Drasha (sermon) prononcé par le rabbin Delphine Horvilleur pour l’office du soir de shabbat, vendredi 30 mai 2025, dans la synagogue de JEM à Paris.

Publié le 30 mai 2025

6 min de lecture

© Élie Papiernik/​Tenoua

Selon la tradition, nous sommes ce shabbat au pied de la montagne. Pas n’importe quelle montagne : au pied du mont Sinaï, en plein cœur du désert où, dimanche soir, à Shavuot nous recevrons la Torah. Dans 48 heures, nous commémorerons cette révélation qui fut un jour faite à notre peuple et que chaque génération de Juifs doit à nouveau accueillir.

La scène de la révélation, telle que décrite dans la Torah, est connue. Les Hébreux sont réunis pour entendre les paroles divines mais quelque chose de surprenant est écrit. Il est dit « royim èt hakolot » רֹאִים אֶת־הַקּוֹלֹת : les Hébreux, plutôt que d’entendre cette révélation, ont « vu des voix ». 

Ce terme « voir » est étrange. Comment est‐​il possible de voir un son, comment une expérience auditive peut‐​elle être visuelle ?

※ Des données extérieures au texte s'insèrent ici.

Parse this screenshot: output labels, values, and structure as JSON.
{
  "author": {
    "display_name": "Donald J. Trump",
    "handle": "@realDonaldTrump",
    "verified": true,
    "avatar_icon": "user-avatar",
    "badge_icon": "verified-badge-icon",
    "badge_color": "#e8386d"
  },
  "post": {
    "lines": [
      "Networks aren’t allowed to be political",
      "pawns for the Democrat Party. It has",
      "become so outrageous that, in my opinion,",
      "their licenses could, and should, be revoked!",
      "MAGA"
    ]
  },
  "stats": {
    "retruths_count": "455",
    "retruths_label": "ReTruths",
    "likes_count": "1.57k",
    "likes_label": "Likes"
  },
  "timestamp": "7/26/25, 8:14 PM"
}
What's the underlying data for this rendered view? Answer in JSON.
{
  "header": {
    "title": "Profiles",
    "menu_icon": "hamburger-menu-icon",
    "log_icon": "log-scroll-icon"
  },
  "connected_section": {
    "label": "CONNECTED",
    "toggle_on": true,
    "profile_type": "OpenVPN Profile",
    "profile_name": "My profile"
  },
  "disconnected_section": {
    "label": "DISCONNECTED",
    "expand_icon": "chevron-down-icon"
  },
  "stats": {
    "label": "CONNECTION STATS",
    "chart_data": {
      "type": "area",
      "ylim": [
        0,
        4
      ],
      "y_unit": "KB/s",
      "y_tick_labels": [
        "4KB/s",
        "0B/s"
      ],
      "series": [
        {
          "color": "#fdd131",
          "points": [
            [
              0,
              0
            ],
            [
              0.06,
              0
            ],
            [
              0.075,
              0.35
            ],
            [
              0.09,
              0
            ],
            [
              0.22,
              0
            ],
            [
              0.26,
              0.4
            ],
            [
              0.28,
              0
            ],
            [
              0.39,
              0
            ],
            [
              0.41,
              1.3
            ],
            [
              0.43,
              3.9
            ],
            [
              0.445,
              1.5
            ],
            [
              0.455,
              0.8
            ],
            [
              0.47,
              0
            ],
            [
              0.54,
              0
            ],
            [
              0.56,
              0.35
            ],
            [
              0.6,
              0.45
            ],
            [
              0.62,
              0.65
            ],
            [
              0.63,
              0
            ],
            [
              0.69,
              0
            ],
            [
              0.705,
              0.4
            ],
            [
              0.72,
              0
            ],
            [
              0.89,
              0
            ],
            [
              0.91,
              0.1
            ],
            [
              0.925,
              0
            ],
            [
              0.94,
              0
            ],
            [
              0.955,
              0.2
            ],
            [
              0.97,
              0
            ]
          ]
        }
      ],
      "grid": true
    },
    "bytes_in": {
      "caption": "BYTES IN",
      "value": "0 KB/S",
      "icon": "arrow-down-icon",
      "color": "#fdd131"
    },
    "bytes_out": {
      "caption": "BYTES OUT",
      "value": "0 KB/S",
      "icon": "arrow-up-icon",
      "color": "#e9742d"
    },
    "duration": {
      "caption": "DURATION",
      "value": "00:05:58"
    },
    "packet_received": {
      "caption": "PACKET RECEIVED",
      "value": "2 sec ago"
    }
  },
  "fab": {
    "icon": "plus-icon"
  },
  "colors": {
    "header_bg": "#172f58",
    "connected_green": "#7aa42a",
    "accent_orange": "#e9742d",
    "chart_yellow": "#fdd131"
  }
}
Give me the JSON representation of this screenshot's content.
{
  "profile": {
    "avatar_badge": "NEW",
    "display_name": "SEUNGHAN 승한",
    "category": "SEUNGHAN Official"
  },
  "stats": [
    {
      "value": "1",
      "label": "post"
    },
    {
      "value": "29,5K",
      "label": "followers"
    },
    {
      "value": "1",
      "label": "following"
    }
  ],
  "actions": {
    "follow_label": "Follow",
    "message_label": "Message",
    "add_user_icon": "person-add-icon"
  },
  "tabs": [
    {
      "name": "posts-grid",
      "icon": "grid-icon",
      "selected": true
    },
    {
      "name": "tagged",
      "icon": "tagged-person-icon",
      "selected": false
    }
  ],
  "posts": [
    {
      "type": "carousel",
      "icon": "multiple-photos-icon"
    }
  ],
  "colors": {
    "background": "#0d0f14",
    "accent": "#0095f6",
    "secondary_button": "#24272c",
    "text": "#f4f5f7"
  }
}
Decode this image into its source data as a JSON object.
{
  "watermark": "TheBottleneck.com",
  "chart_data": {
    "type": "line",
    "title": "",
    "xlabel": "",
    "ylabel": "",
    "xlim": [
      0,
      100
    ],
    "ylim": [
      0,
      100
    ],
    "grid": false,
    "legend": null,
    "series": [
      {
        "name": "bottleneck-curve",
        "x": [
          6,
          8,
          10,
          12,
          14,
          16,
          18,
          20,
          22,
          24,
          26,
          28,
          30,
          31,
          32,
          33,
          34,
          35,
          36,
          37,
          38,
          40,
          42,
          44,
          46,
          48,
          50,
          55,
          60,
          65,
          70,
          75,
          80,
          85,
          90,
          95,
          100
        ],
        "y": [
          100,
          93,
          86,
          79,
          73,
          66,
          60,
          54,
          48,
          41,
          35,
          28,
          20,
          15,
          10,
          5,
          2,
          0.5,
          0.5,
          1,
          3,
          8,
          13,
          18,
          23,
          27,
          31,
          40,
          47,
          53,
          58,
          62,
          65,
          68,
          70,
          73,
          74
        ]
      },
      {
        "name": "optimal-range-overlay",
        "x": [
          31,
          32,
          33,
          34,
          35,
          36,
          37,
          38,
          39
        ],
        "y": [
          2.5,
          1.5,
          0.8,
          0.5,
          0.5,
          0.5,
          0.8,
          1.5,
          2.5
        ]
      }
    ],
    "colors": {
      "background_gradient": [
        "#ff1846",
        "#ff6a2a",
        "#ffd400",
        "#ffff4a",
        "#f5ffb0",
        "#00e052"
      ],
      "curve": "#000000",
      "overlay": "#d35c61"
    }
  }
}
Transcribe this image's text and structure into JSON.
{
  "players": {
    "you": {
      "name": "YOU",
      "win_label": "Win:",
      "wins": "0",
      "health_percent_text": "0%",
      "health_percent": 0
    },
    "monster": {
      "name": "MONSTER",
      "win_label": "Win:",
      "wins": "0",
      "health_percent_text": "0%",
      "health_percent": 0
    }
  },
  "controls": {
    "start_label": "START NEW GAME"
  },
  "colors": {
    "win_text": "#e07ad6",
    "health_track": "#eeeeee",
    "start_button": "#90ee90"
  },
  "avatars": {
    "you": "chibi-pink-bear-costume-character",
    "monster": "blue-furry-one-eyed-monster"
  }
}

Les interprétations de nos sages sur ce verset sont nombreuses. Mais certains nous invitent à chercher dans la direction d’un mot hébraïque connu de tous ou presque, davar, de la racine dalet bet resh דבר. Davar, c’est une parole… mais c’est aussi une chose. 

Pour le dire autrement, l’hébreu affirme qu’au mont Sinaï, et pas uniquement là, la parole crée toujours quelque chose, une réalité, un monde. Les mots ont des effets qui ne sont pas que des paroles en l’air ; quelque chose des mots finit par se voir, se percevoir et presque se toucher ou se sentir.

Vous le comprenez, ce dont il est question dans cette révélation, c’est de la conscience de la puissance du langage, pas seulement celui du divin, mais la force de tout langage qui change une réalité. quand les mots résonnent au mont Sinaï, et pas uniquement là : en n’importe quel temps et n’importe quel lieu, les paroles réverbèrent dans le monde.

C’est de cela dont je veux vous parler ce soir car nous vivons dans un monde où il serait sacrément naïf ou absurde de ne pas percevoir combien les mots créent des choses. Combien le langage transforme la réalité.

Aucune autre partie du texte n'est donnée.